The new techniques combine the use of clot busting drugs with clot macerating devices to break up the clot in the leg. By using pulsing spray or a macerating motion, the devices mechanically break up the clot, allowing the clot dissolving drugs to work much quicker.
Dr Suresh Vedantham of Washington University, St. Louis, said the techniques allow interventional radiologists to break up the clot in one day, often in a single session. "This has the potential to become a standard outpatient treatment and could really change the way DVT patients are treated," Vedantham said.

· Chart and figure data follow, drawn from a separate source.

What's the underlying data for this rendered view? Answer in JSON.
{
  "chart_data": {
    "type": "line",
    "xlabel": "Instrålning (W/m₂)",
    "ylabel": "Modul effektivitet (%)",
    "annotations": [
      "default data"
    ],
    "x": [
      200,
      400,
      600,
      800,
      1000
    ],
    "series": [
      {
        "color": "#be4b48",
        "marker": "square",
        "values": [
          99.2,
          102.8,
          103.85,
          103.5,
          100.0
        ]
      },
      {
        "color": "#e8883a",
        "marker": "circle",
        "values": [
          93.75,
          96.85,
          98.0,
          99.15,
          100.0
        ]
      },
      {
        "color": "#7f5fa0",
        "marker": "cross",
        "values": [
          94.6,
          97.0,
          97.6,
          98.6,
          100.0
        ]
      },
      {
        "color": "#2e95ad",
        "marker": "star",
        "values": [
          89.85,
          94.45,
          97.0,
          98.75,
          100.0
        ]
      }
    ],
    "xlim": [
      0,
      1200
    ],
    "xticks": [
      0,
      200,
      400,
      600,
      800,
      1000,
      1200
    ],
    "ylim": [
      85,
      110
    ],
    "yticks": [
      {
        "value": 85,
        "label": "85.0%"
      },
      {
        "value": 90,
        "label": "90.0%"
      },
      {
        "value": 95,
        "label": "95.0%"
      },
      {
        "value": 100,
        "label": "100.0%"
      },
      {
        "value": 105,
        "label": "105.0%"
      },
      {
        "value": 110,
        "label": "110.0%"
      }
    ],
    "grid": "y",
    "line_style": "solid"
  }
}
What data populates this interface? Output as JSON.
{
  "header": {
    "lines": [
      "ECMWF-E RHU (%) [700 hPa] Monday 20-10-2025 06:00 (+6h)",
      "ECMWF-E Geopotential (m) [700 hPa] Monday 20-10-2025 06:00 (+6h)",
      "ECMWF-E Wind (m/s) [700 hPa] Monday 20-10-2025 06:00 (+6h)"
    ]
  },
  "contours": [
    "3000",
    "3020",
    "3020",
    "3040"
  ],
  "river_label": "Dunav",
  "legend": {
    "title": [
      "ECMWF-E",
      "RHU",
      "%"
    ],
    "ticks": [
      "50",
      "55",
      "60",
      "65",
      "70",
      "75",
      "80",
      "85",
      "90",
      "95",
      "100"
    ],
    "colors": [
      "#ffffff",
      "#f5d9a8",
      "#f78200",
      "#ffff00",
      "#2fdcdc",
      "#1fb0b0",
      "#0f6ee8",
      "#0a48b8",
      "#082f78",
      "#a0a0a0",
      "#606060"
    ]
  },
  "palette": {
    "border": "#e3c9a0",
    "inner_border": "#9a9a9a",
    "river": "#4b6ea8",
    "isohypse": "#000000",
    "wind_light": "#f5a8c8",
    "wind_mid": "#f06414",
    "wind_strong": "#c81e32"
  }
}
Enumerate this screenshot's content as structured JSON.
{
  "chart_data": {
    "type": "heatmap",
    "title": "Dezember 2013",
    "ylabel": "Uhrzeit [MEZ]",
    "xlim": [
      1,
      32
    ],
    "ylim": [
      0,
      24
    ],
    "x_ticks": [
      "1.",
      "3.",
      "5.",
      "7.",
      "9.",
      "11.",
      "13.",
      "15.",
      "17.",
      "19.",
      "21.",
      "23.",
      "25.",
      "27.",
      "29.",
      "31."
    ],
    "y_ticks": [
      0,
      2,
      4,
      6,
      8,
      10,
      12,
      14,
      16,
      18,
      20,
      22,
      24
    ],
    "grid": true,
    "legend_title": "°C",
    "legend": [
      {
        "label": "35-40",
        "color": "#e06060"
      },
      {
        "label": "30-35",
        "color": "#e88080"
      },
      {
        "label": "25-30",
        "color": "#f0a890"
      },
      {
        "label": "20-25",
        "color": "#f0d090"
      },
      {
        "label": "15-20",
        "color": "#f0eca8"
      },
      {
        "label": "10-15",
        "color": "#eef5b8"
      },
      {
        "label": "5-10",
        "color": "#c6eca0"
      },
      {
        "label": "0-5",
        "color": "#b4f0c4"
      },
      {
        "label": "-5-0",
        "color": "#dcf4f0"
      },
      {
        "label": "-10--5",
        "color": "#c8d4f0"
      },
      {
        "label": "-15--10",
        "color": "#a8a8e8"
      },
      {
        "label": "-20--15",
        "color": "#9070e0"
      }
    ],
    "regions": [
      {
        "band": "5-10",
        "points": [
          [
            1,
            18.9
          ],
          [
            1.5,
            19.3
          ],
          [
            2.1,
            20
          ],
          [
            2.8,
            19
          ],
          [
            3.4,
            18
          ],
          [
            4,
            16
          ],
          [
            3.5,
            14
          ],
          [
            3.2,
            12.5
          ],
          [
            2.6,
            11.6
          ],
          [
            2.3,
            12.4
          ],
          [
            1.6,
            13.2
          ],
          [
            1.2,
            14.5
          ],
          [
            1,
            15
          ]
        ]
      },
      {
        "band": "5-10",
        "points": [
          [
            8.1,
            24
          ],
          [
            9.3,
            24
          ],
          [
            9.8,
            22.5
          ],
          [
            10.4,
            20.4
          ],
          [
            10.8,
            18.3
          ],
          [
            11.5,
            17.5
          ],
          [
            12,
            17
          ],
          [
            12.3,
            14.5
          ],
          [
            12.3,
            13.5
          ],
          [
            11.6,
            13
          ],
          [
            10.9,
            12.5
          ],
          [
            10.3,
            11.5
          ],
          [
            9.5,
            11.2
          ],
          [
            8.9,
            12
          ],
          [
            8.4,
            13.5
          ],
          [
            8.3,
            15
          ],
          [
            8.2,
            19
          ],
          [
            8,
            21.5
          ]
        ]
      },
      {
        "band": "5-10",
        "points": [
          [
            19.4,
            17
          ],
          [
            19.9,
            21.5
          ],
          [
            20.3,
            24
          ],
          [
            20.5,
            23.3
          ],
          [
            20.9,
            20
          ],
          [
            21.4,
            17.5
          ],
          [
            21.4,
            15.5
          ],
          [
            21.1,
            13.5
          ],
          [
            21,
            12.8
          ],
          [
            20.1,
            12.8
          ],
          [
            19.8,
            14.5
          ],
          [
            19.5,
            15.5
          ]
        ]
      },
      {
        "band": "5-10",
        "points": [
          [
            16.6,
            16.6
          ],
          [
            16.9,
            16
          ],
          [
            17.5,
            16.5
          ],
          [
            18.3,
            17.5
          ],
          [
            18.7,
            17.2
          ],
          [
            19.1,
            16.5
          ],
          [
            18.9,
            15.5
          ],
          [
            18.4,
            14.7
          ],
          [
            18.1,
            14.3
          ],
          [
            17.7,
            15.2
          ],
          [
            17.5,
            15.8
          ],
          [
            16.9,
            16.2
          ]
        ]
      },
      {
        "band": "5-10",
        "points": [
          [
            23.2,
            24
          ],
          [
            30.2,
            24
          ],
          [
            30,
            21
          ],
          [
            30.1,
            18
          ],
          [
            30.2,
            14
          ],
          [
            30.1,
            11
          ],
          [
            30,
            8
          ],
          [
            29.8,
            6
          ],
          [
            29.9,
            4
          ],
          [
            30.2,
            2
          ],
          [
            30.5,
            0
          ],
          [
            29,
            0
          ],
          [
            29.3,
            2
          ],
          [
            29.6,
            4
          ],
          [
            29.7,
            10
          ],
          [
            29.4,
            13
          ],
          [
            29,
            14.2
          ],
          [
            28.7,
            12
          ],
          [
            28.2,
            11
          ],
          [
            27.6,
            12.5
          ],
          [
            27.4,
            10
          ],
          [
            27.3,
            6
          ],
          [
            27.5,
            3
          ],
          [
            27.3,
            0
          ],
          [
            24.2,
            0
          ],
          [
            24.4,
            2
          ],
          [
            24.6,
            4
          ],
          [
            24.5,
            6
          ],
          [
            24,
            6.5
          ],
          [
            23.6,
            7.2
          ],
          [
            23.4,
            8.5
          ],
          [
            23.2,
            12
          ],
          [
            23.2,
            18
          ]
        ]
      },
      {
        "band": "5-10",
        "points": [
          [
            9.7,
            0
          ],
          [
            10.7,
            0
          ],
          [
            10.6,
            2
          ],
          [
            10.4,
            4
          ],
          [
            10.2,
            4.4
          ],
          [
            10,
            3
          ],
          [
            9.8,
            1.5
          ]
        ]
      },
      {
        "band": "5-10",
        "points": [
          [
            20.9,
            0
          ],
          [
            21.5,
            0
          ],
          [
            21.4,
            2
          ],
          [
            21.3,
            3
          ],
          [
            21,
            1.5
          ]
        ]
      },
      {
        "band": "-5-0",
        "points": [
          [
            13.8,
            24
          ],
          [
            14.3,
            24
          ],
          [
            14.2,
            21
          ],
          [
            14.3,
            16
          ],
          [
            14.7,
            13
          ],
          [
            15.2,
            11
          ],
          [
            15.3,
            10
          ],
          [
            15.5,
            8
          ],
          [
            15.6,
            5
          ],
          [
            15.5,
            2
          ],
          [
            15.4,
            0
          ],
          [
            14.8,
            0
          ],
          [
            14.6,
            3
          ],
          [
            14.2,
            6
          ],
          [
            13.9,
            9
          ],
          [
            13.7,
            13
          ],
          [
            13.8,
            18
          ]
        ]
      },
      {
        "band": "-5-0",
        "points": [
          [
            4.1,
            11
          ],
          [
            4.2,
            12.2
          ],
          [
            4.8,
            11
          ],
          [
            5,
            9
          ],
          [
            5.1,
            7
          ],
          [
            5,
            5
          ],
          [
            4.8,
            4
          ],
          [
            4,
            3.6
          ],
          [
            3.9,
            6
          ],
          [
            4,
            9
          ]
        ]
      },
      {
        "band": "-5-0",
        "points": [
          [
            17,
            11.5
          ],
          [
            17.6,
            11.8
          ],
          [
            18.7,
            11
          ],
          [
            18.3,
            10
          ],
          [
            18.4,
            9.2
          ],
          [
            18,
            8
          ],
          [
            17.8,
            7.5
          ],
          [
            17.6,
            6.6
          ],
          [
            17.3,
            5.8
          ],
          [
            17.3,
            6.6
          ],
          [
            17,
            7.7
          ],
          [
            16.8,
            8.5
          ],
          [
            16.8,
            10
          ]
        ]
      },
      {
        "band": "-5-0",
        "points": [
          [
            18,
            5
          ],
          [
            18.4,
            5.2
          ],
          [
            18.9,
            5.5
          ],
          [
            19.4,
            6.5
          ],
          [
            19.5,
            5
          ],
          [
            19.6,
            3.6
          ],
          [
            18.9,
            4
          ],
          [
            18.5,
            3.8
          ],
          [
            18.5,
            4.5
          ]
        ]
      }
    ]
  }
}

Removing these clots is important because approximately 50% of the time, untreated clots will cause post-thrombotic syndrome, a condition characterised by chronic leg pain and swelling. Post-thrombotic syndrome is caused by a combination of vein valve damage and blocked blood flow in the vein from residual thrombus (clot).
In a media presentation, Vedantham discussed the Power Pulse Spray, Trellis and Helix studies. In both the Power Pulse Spray and Trellis studies, over 80% of patients were treated in a single session, without the need for overnight infusion. In the Helix study, which compared the pharmacomechanical technique to catheter-directed thrombolysis (CDT), the treatment time was also significantly shorter than CDT, and there was a trend towards fewer bleeding events.
The power pulse spray injects a diluted clot-dissolving drug throughout the clot at high force. This helps break up the clot and deliver the drug to more surface area throughout the clot. After waiting approximately half-an- hour to allow the clot to partially dissolve, powerful saline jets create a vacuum that draws the clot (thrombus) into the catheter where it is removed from the body.
The Trellis-8 Infusion System is positioned at the site of the clot and a balloon is inflated on both sides of the clot to prevent pieces from travelling to other parts of the body and to isolate the treatment zone, so that there is less chance the infused drug will cause bleeding. Then a "wire filament" is fed through the clot. The wire begins to whip around, chewing the clot into pieces that are pulled/aspirated into the catheter and removed from the body. The Trellis was recently FDA approved as a drug infusion catheter for vascular clots.
The Helix Clot Buster Thrombectomy Device is a mechanical thrombectomy catheter that macerates the clot. A drive shaft, extending the length of the catheter, rotates an encapsulated impeller housed at the distal end of the device. This miniature impeller creates a re-circulating vortex that homogenizes the thrombus. The Helix is approved for dialysis graft clots and is being investigated for DVT.